La coutume des feux de la Saint-Jean se retrouve dans toutes nos provinces. Elle est vieille comme la race, s’il est vrai qu’au solstice d’été, le 24 juin, les Celtes célébraient déjà par de grands feux la fête du renouveau, de la jeunesse ressuscitée du monde. Le sens de la cérémonie s’est perdu, mais la cérémonie elle-même s’est conservée. Les rites en sont particulièrement précis à Plougastel : chaque tertre y a son feu, son tantad, autour duquel, les prières dites, on processionne en rond, à la file indienne, les hommes d’abord, nu-tête, puis les femmes et les enfants. Ce tantad est l’œuvre collective de la frairie ; mais son ordonnateur est toujours un homme de cette frairie prénommé Jean. C’est lui qui allume le feu (comme c’est un Pierre qui est chargé du même office pour les tantads de la Saint-Pierre) ; c’est lui encore qui recueille la cendre et la met aux enchères le lendemain pour le compte de la fabrique. Et cette cendre trouve toujours acquéreur, car elle est « sainte » et, comme telle, constitue un amendement de premier ordre. De même les tisons de la Saint-Jean, que se disputent les assistants et qui sont conservés dans les maisons comme amulettes, passent pour écarter les dangers d’incendie. On croit encore, à Plougastel, que pour guérir ou préserver les nouveau-nés du « mal de la peur », il suffit de les balancer trois fois au-dessus de trois tantads ; la flamme de ces mêmes tantads communique à une certaine herbe qu’on y fait chauffer et qui porte le nom d’herbe de Saint-Jean une efficacité souveraine contre les ophtalmies ; enfin, quand le feu commence à s’assoupir, jeunes gens et jeunes filles le traversent d’un bond en récitant un ave, et pensent ainsi s’épargner dans la vie future autant d’années de purgatoire qu’ils ont fait de bonds et récité d’ave par dessus autant de tantads.

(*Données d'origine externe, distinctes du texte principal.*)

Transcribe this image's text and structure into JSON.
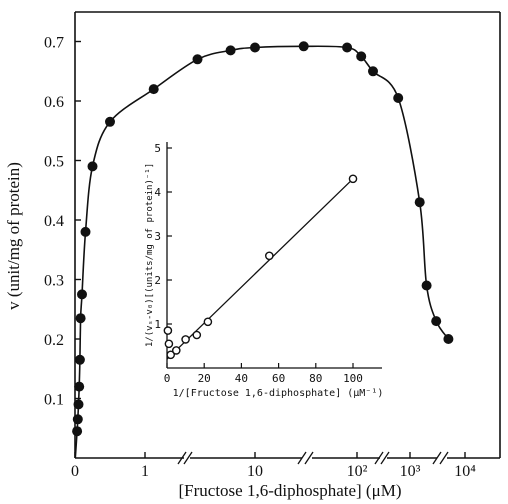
{
  "chart_data": [
    {
      "type": "scatter",
      "role": "main",
      "xlabel": "[Fructose 1,6-diphosphate] (μM)",
      "ylabel": "v (unit/mg of protein)",
      "x_scale": "segmented (linear 0–1 μM, then logarithmic, broken axis)",
      "x_tick_labels": [
        "0",
        "1",
        "10",
        "10²",
        "10³",
        "10⁴"
      ],
      "y_tick_labels": [
        "0.1",
        "0.2",
        "0.3",
        "0.4",
        "0.5",
        "0.6",
        "0.7"
      ],
      "ylim": [
        0,
        0.75
      ],
      "axis_breaks": true,
      "fitted_curve": true,
      "marker": "filled circle",
      "series": [
        {
          "x": [
            0.03,
            0.04,
            0.05,
            0.06,
            0.07,
            0.08,
            0.1,
            0.15,
            0.25,
            0.5,
            1.2,
            3,
            6,
            10,
            30,
            80,
            120,
            200,
            600,
            1500,
            2000,
            3000,
            5000
          ],
          "y": [
            0.045,
            0.065,
            0.09,
            0.12,
            0.165,
            0.235,
            0.275,
            0.38,
            0.49,
            0.565,
            0.62,
            0.67,
            0.685,
            0.69,
            0.692,
            0.69,
            0.675,
            0.65,
            0.605,
            0.43,
            0.29,
            0.23,
            0.2
          ]
        }
      ]
    },
    {
      "type": "scatter",
      "role": "inset",
      "xlabel": "1/[Fructose 1,6-diphosphate] (μM⁻¹)",
      "ylabel": "1/(vₛ-v₀)[(units/mg of protein)⁻¹]",
      "x_tick_labels": [
        "0",
        "20",
        "40",
        "60",
        "80",
        "100"
      ],
      "y_tick_labels": [
        "1",
        "2",
        "3",
        "4",
        "5"
      ],
      "xlim": [
        0,
        110
      ],
      "ylim": [
        0,
        5.2
      ],
      "marker": "open circle",
      "fitted_line": true,
      "series": [
        {
          "x": [
            0.5,
            1,
            2,
            5,
            10,
            16,
            22,
            55,
            100
          ],
          "y": [
            0.85,
            0.55,
            0.3,
            0.4,
            0.65,
            0.75,
            1.05,
            2.55,
            4.3
          ]
        }
      ]
    }
  ]
}
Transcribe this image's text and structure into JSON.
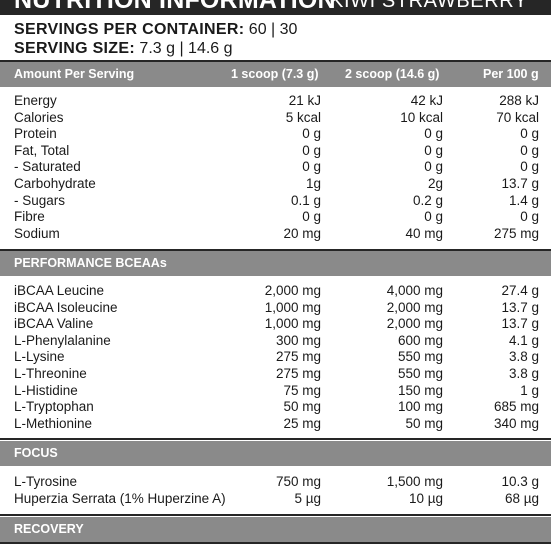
{
  "header": {
    "title": "NUTRITION INFORMATION",
    "flavor": "KIWI STRAWBERRY"
  },
  "servings": {
    "per_container_label": "SERVINGS PER CONTAINER:",
    "per_container_value": "60 | 30",
    "size_label": "SERVING SIZE:",
    "size_value": "7.3 g | 14.6 g"
  },
  "columns": {
    "name": "Amount Per Serving",
    "c1": "1 scoop (7.3 g)",
    "c2": "2 scoop (14.6 g)",
    "c3": "Per 100 g"
  },
  "nutrition_rows": [
    {
      "name": "Energy",
      "c1": "21 kJ",
      "c2": "42 kJ",
      "c3": "288 kJ"
    },
    {
      "name": "Calories",
      "c1": "5 kcal",
      "c2": "10 kcal",
      "c3": "70 kcal"
    },
    {
      "name": "Protein",
      "c1": "0 g",
      "c2": "0 g",
      "c3": "0 g"
    },
    {
      "name": "Fat, Total",
      "c1": "0 g",
      "c2": "0 g",
      "c3": "0 g"
    },
    {
      "name": " - Saturated",
      "c1": "0 g",
      "c2": "0 g",
      "c3": "0 g"
    },
    {
      "name": "Carbohydrate",
      "c1": "1g",
      "c2": "2g",
      "c3": "13.7 g"
    },
    {
      "name": " - Sugars",
      "c1": "0.1 g",
      "c2": "0.2 g",
      "c3": "1.4 g"
    },
    {
      "name": "Fibre",
      "c1": "0 g",
      "c2": "0 g",
      "c3": "0 g"
    },
    {
      "name": "Sodium",
      "c1": "20 mg",
      "c2": "40 mg",
      "c3": "275 mg"
    }
  ],
  "sections": {
    "performance": "PERFORMANCE BCEAAs",
    "focus": "FOCUS",
    "recovery": "RECOVERY"
  },
  "performance_rows": [
    {
      "name": "iBCAA Leucine",
      "c1": "2,000 mg",
      "c2": "4,000 mg",
      "c3": "27.4 g"
    },
    {
      "name": "iBCAA Isoleucine",
      "c1": "1,000 mg",
      "c2": "2,000 mg",
      "c3": "13.7 g"
    },
    {
      "name": "iBCAA Valine",
      "c1": "1,000 mg",
      "c2": "2,000 mg",
      "c3": "13.7 g"
    },
    {
      "name": "L-Phenylalanine",
      "c1": "300 mg",
      "c2": "600 mg",
      "c3": "4.1 g"
    },
    {
      "name": "L-Lysine",
      "c1": "275 mg",
      "c2": "550 mg",
      "c3": "3.8 g"
    },
    {
      "name": "L-Threonine",
      "c1": "275 mg",
      "c2": "550 mg",
      "c3": "3.8 g"
    },
    {
      "name": "L-Histidine",
      "c1": "75 mg",
      "c2": "150 mg",
      "c3": "1 g"
    },
    {
      "name": "L-Tryptophan",
      "c1": "50 mg",
      "c2": "100 mg",
      "c3": "685 mg"
    },
    {
      "name": "L-Methionine",
      "c1": "25 mg",
      "c2": "50 mg",
      "c3": "340 mg"
    }
  ],
  "focus_rows": [
    {
      "name": "L-Tyrosine",
      "c1": "750 mg",
      "c2": "1,500 mg",
      "c3": "10.3 g"
    },
    {
      "name": "Huperzia Serrata (1% Huperzine A)",
      "c1": "5 µg",
      "c2": "10 µg",
      "c3": "68 µg"
    }
  ]
}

  1. Il ne mérite plus ce nom et, depuis que la loi sur la protection des oiseaux utiles à l’agriculture a été votée, on ne prend plus au traquet les linots, les bruands et les chardonnerets pour les vendre au pardon de Saint-Jean. Les Plougastélois estiment, d’ailleurs, que la réputation de ces oiseaux est usurpée et demandent l’abrogation de la loi.